A Suffolk-based doctor has been helping hospitals in war-torn Ukraine by arranging to deliver 110 tonnes of medical supplies.

Consultant urologist Sergey Tadtayev, who works at St Edmunds Hospital in Bury St Edmunds, has identified needs in hospitals and has worked with private healthcare provider Circle Health Group to gather 10 truckloads of kit.

This includes 200 pallets of vital kit and medical supplies from across the group’s national network of 53 hospitals.

Equipment including ventilators, crutches, walking frames, respiratory masks, scrubs, bandages, wound kits and operating tables have been distributed across the eastern European country.

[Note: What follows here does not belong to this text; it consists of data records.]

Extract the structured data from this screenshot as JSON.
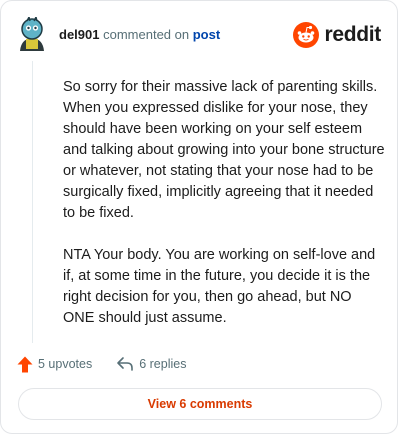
{
  "comment": {
    "username": "del901",
    "commented_text": "commented on",
    "post_link": "post",
    "paragraphs": [
      "So sorry for their massive lack of parenting skills. When you expressed dislike for your nose, they should have been working on your self esteem and talking about growing into your bone structure or whatever, not stating that your nose had to be surgically fixed, implicitly agreeing that it needed to be fixed.",
      "NTA Your body. You are working on self-love and if, at some time in the future, you decide it is the right decision for you, then go ahead, but NO ONE should just assume."
    ]
  },
  "brand": {
    "wordmark": "reddit",
    "color": "#ff4500"
  },
  "actions": {
    "upvotes_label": "5 upvotes",
    "replies_label": "6 replies",
    "upvote_icon": "upvote-arrow-icon",
    "reply_icon": "reply-arrow-icon"
  },
  "footer": {
    "view_comments_label": "View 6 comments",
    "accent": "#d93a00"
  }
}
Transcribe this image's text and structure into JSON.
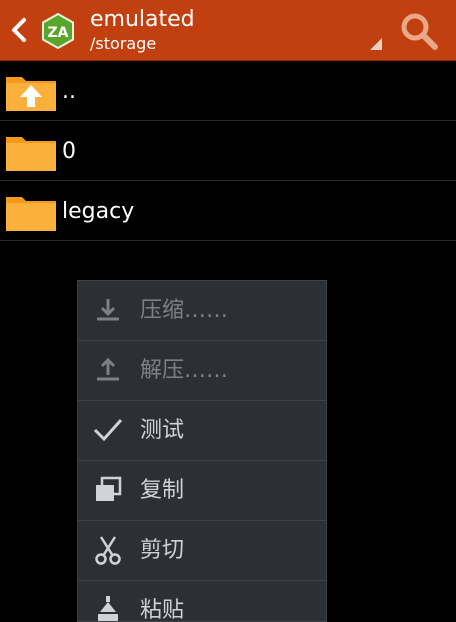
{
  "actionbar": {
    "title": "emulated",
    "subtitle": "/storage",
    "colors": {
      "bar": "#c2400f",
      "logo": "#5aa52c"
    },
    "icons": {
      "back": "chevron-left-icon",
      "logo": "zarchiver-logo-icon",
      "search": "search-icon",
      "dropdown": "dropdown-triangle-icon"
    }
  },
  "files": [
    {
      "name": "..",
      "icon": "folder-up-icon"
    },
    {
      "name": "0",
      "icon": "folder-icon"
    },
    {
      "name": "legacy",
      "icon": "folder-icon"
    }
  ],
  "context_menu": {
    "items": [
      {
        "label": "压缩……",
        "icon": "download-arrow-icon",
        "enabled": false
      },
      {
        "label": "解压……",
        "icon": "upload-arrow-icon",
        "enabled": false
      },
      {
        "label": "测试",
        "icon": "checkmark-icon",
        "enabled": true
      },
      {
        "label": "复制",
        "icon": "copy-icon",
        "enabled": true
      },
      {
        "label": "剪切",
        "icon": "scissors-icon",
        "enabled": true
      },
      {
        "label": "粘贴",
        "icon": "paste-icon",
        "enabled": true
      }
    ]
  }
}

When supplies arrive, they are distributed to local community hospitals through a ‘hub and spoke’ system.

Volunteer hauliers from the UK, Poland and Ukraine have been making the journey on a weekly basis since March 15 to deliver urgent supplies, navigating their way through areas of conflict to reach the hospitals in Kyiv, Kharkiv, Mykoliav, Odessa and Lviv.

The latest delivery, which departed the UK on April 13, arrived at Kharkiv hospitals on Easter Sunday, containing £185,500 of medical equipment loaded on 35 pallets, including five ventilators, an operating table, patient monitors, suction tubing and chest drainage sets and sterile gowns.

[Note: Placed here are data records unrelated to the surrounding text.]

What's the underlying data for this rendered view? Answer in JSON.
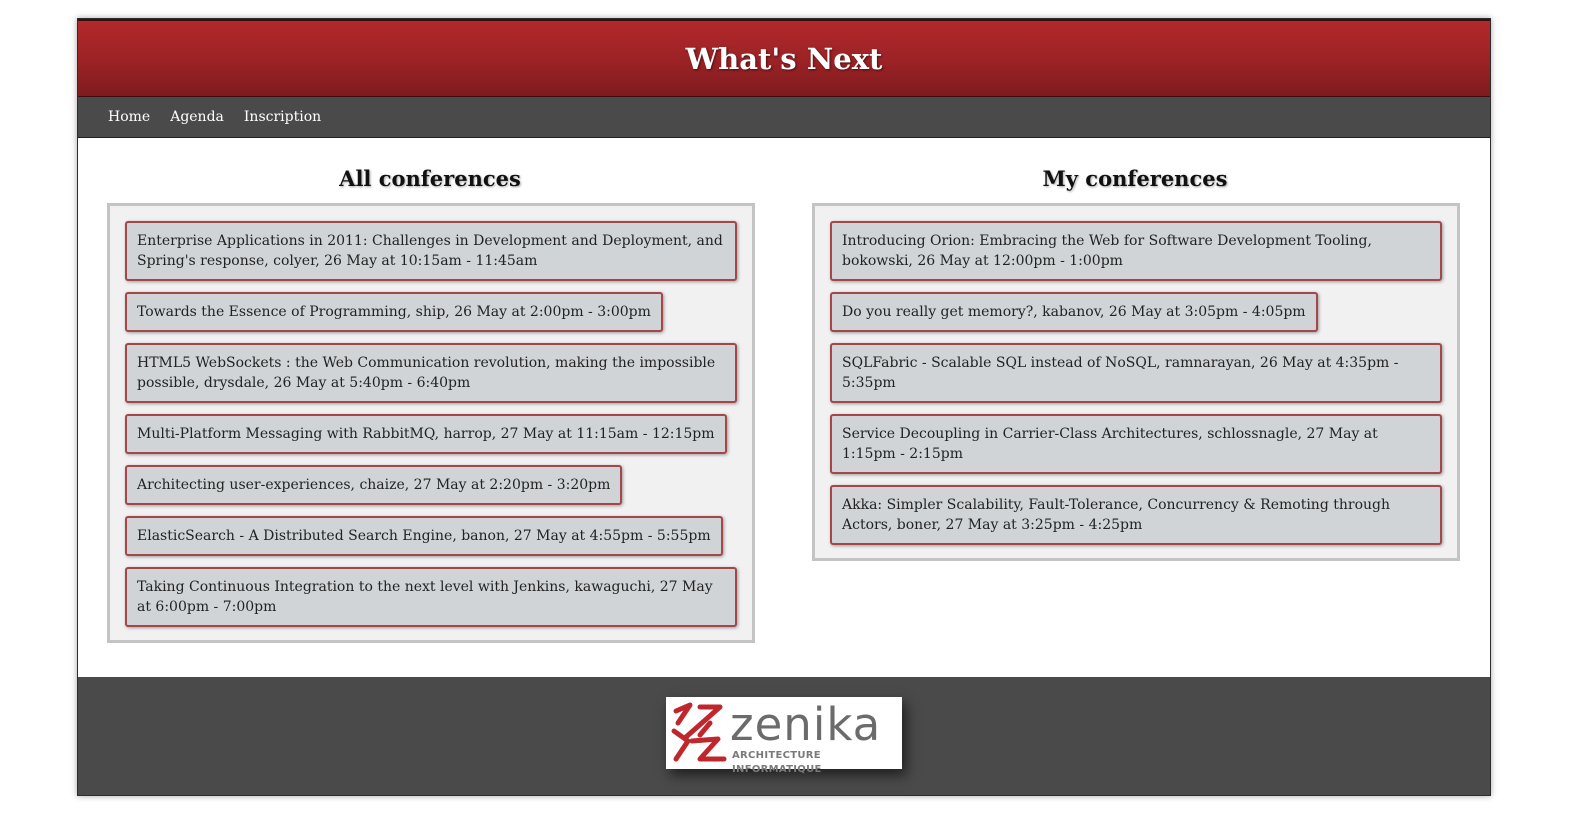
{
  "header": {
    "title": "What's Next"
  },
  "nav": {
    "items": [
      "Home",
      "Agenda",
      "Inscription"
    ]
  },
  "all_conferences": {
    "heading": "All conferences",
    "items": [
      "Enterprise Applications in 2011: Challenges in Development and Deployment, and Spring's response, colyer, 26 May at 10:15am - 11:45am",
      "Towards the Essence of Programming, ship, 26 May at 2:00pm - 3:00pm",
      "HTML5 WebSockets : the Web Communication revolution, making the impossible possible, drysdale, 26 May at 5:40pm - 6:40pm",
      "Multi-Platform Messaging with RabbitMQ, harrop, 27 May at 11:15am - 12:15pm",
      "Architecting user-experiences, chaize, 27 May at 2:20pm - 3:20pm",
      "ElasticSearch - A Distributed Search Engine, banon, 27 May at 4:55pm - 5:55pm",
      "Taking Continuous Integration to the next level with Jenkins, kawaguchi, 27 May at 6:00pm - 7:00pm"
    ]
  },
  "my_conferences": {
    "heading": "My conferences",
    "items": [
      "Introducing Orion: Embracing the Web for Software Development Tooling, bokowski, 26 May at 12:00pm - 1:00pm",
      "Do you really get memory?, kabanov, 26 May at 3:05pm - 4:05pm",
      "SQLFabric - Scalable SQL instead of NoSQL, ramnarayan, 26 May at 4:35pm - 5:35pm",
      "Service Decoupling in Carrier-Class Architectures, schlossnagle, 27 May at 1:15pm - 2:15pm",
      "Akka: Simpler Scalability, Fault-Tolerance, Concurrency & Remoting through Actors, boner, 27 May at 3:25pm - 4:25pm"
    ]
  },
  "footer": {
    "logo": {
      "name": "zenika",
      "tagline": "ARCHITECTURE INFORMATIQUE",
      "icon": "zenika-logo-icon",
      "color": "#c0272d"
    }
  }
}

Dr Tadtayev said: “My heart breaks for my fellow doctors back home who are fighting heroically to care for the sick and wounded – even as the bombs continue to fall.

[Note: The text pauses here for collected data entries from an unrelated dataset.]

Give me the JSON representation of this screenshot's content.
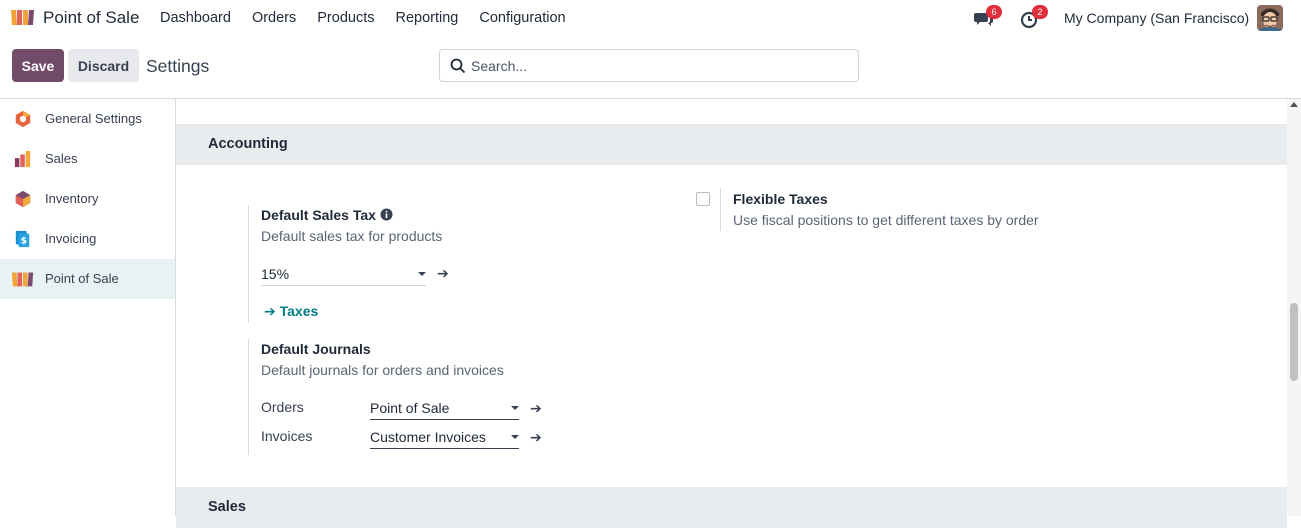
{
  "navbar": {
    "app_name": "Point of Sale",
    "menu": [
      "Dashboard",
      "Orders",
      "Products",
      "Reporting",
      "Configuration"
    ],
    "messages_count": "6",
    "activities_count": "2",
    "company": "My Company (San Francisco)"
  },
  "control_panel": {
    "save_label": "Save",
    "discard_label": "Discard",
    "title": "Settings",
    "search_placeholder": "Search..."
  },
  "sidebar": {
    "items": [
      {
        "label": "General Settings",
        "icon": "general-settings-icon"
      },
      {
        "label": "Sales",
        "icon": "sales-icon"
      },
      {
        "label": "Inventory",
        "icon": "inventory-icon"
      },
      {
        "label": "Invoicing",
        "icon": "invoicing-icon"
      },
      {
        "label": "Point of Sale",
        "icon": "point-of-sale-icon",
        "active": true
      }
    ]
  },
  "accounting": {
    "title": "Accounting",
    "default_sales_tax": {
      "title": "Default Sales Tax",
      "description": "Default sales tax for products",
      "value": "15%",
      "link": "Taxes"
    },
    "flexible_taxes": {
      "title": "Flexible Taxes",
      "description": "Use fiscal positions to get different taxes by order",
      "checked": false
    },
    "default_journals": {
      "title": "Default Journals",
      "description": "Default journals for orders and invoices",
      "orders_label": "Orders",
      "orders_value": "Point of Sale",
      "invoices_label": "Invoices",
      "invoices_value": "Customer Invoices"
    }
  },
  "sales_section": {
    "title": "Sales"
  },
  "colors": {
    "brand": "#714b67",
    "link": "#017e84",
    "badge": "#e0303b",
    "active_bg": "#e6f2f3",
    "section_bg": "#e9ecef"
  }
}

“Hospitals are struggling to get basic supplies because transport and manufacturing have been so badly disrupted, so I knew I had to do something to help.

“Moving 110 tonnes of medical supplies between hospitals separated by thousands of miles and several borders has been an incredible team effort and I have been overwhelmed by the generosity of my colleagues at Circle Health Group.

“They are moving heaven and earth to get help to those who really need it on the frontline and I am humbled by the solidarity and support for my homeland.”